Results: RNA-seq and proteomic analyses showed that palmitoyltransferases were widely overexpressed in radioresistant H1299 cells, with ZDHHC15 being the most prominent. The palmitoylation inhibitor 2-BP and the knockdown of ZDHHC15 both exhibit radiosensitizing effects in lung cancer cells. Metabolomic analysis showed that the glycolytic pathway and lactate levels were upregulated in radioresistant H1299 cells. IP-MS/MS identified that ENO1 could interact with ZDHHC15. The palmitoylation of ENO1 was further confirmed by ABE and click chemistry assays. By constructing ENO1 mutants, it was identified that palmitoylation of ENO1 occurs at its C399 site. It was further discovered that palmitoylation of ENO1 at the C399 site enhanced its enzymatic activity, upregulating glycolysis and lactate production. The upregulated lactate level, in turn increased the H3K9la levels in the promoter regions of XRCC6 and XRCC5. This leaded to the upregulation of Ku70 and Ku80 transcription, enhancing the NHEJ pathway and promoting radioresistance in lung cancer cells. A CPP targeting the C399 site of ENO1 was designed to specifically block the palmitoylation of ENO1 by ZDHHC15. This approach demonstrated a strong radiosensitizing effect in a spontaneous lung cancer mouse model (LSL-Kras^G12D/+; LSL-Trp53^R172H/+).

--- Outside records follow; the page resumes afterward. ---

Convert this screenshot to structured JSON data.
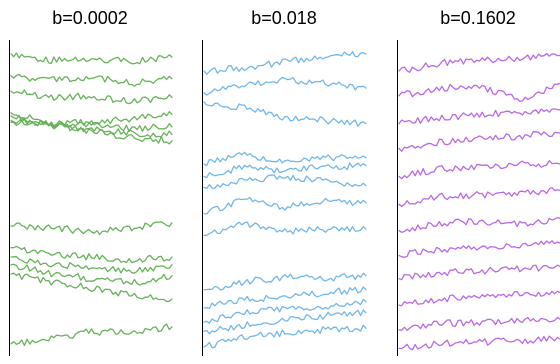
{
  "chart_data": [
    {
      "type": "line",
      "title": "b=0.0002",
      "color": "#67b25a",
      "x": [
        0,
        0.25,
        0.5,
        0.75,
        1
      ],
      "series": [
        {
          "values": [
            0.955,
            0.935,
            0.94,
            0.93,
            0.945
          ]
        },
        {
          "values": [
            0.885,
            0.87,
            0.88,
            0.86,
            0.875
          ]
        },
        {
          "values": [
            0.835,
            0.815,
            0.82,
            0.8,
            0.815
          ]
        },
        {
          "values": [
            0.765,
            0.73,
            0.735,
            0.745,
            0.76
          ]
        },
        {
          "values": [
            0.755,
            0.72,
            0.73,
            0.715,
            0.72
          ]
        },
        {
          "values": [
            0.74,
            0.725,
            0.71,
            0.7,
            0.695
          ]
        },
        {
          "values": [
            0.735,
            0.73,
            0.705,
            0.685,
            0.675
          ]
        },
        {
          "values": [
            0.4,
            0.395,
            0.38,
            0.395,
            0.41
          ]
        },
        {
          "values": [
            0.33,
            0.31,
            0.3,
            0.29,
            0.3
          ]
        },
        {
          "values": [
            0.3,
            0.275,
            0.27,
            0.255,
            0.275
          ]
        },
        {
          "values": [
            0.275,
            0.245,
            0.23,
            0.215,
            0.24
          ]
        },
        {
          "values": [
            0.245,
            0.22,
            0.2,
            0.175,
            0.165
          ]
        },
        {
          "values": [
            0.02,
            0.035,
            0.06,
            0.055,
            0.075
          ]
        }
      ]
    },
    {
      "type": "line",
      "title": "b=0.018",
      "color": "#72b7eb",
      "x": [
        0,
        0.25,
        0.5,
        0.75,
        1
      ],
      "series": [
        {
          "values": [
            0.9,
            0.91,
            0.93,
            0.95,
            0.955
          ]
        },
        {
          "values": [
            0.83,
            0.86,
            0.87,
            0.86,
            0.845
          ]
        },
        {
          "values": [
            0.8,
            0.78,
            0.75,
            0.74,
            0.73
          ]
        },
        {
          "values": [
            0.6,
            0.63,
            0.61,
            0.62,
            0.62
          ]
        },
        {
          "values": [
            0.56,
            0.59,
            0.58,
            0.59,
            0.595
          ]
        },
        {
          "values": [
            0.525,
            0.545,
            0.56,
            0.545,
            0.53
          ]
        },
        {
          "values": [
            0.44,
            0.485,
            0.46,
            0.48,
            0.475
          ]
        },
        {
          "values": [
            0.37,
            0.41,
            0.38,
            0.39,
            0.39
          ]
        },
        {
          "values": [
            0.195,
            0.22,
            0.235,
            0.23,
            0.24
          ]
        },
        {
          "values": [
            0.135,
            0.165,
            0.17,
            0.185,
            0.195
          ]
        },
        {
          "values": [
            0.09,
            0.12,
            0.135,
            0.14,
            0.155
          ]
        },
        {
          "values": [
            0.06,
            0.08,
            0.095,
            0.11,
            0.12
          ]
        },
        {
          "values": [
            0.01,
            0.045,
            0.055,
            0.065,
            0.07
          ]
        }
      ]
    },
    {
      "type": "line",
      "title": "b=0.1602",
      "color": "#bb68e6",
      "x": [
        0,
        0.25,
        0.5,
        0.75,
        1
      ],
      "series": [
        {
          "values": [
            0.9,
            0.925,
            0.935,
            0.94,
            0.95
          ]
        },
        {
          "values": [
            0.82,
            0.845,
            0.85,
            0.805,
            0.86
          ]
        },
        {
          "values": [
            0.73,
            0.75,
            0.76,
            0.765,
            0.775
          ]
        },
        {
          "values": [
            0.65,
            0.67,
            0.68,
            0.69,
            0.7
          ]
        },
        {
          "values": [
            0.56,
            0.585,
            0.59,
            0.6,
            0.6
          ]
        },
        {
          "values": [
            0.47,
            0.495,
            0.5,
            0.505,
            0.515
          ]
        },
        {
          "values": [
            0.385,
            0.41,
            0.415,
            0.405,
            0.425
          ]
        },
        {
          "values": [
            0.305,
            0.325,
            0.33,
            0.34,
            0.345
          ]
        },
        {
          "values": [
            0.23,
            0.25,
            0.255,
            0.26,
            0.27
          ]
        },
        {
          "values": [
            0.145,
            0.165,
            0.175,
            0.18,
            0.185
          ]
        },
        {
          "values": [
            0.065,
            0.085,
            0.09,
            0.095,
            0.1
          ]
        },
        {
          "values": [
            0.005,
            0.02,
            0.025,
            0.03,
            0.035
          ]
        }
      ]
    }
  ]
}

Conclusion: For the first time, we revealed the role of protein S-palmitoylation in cancer radioresistance. In lung cancer model, ZDHHC15 mediated the palmitoylation of ENO1 at the C399 site, promoting glycometabolic reprogramming and leading to increased lactate production. Through H3K9la, it enhanced the expression of key NHEJ components Ku70 and Ku80, thereby promoting radioresistance. We also designed a peptide specifically targeting this biological process, effectively enhancing the sensitivity of lung cancer to radiotherapy.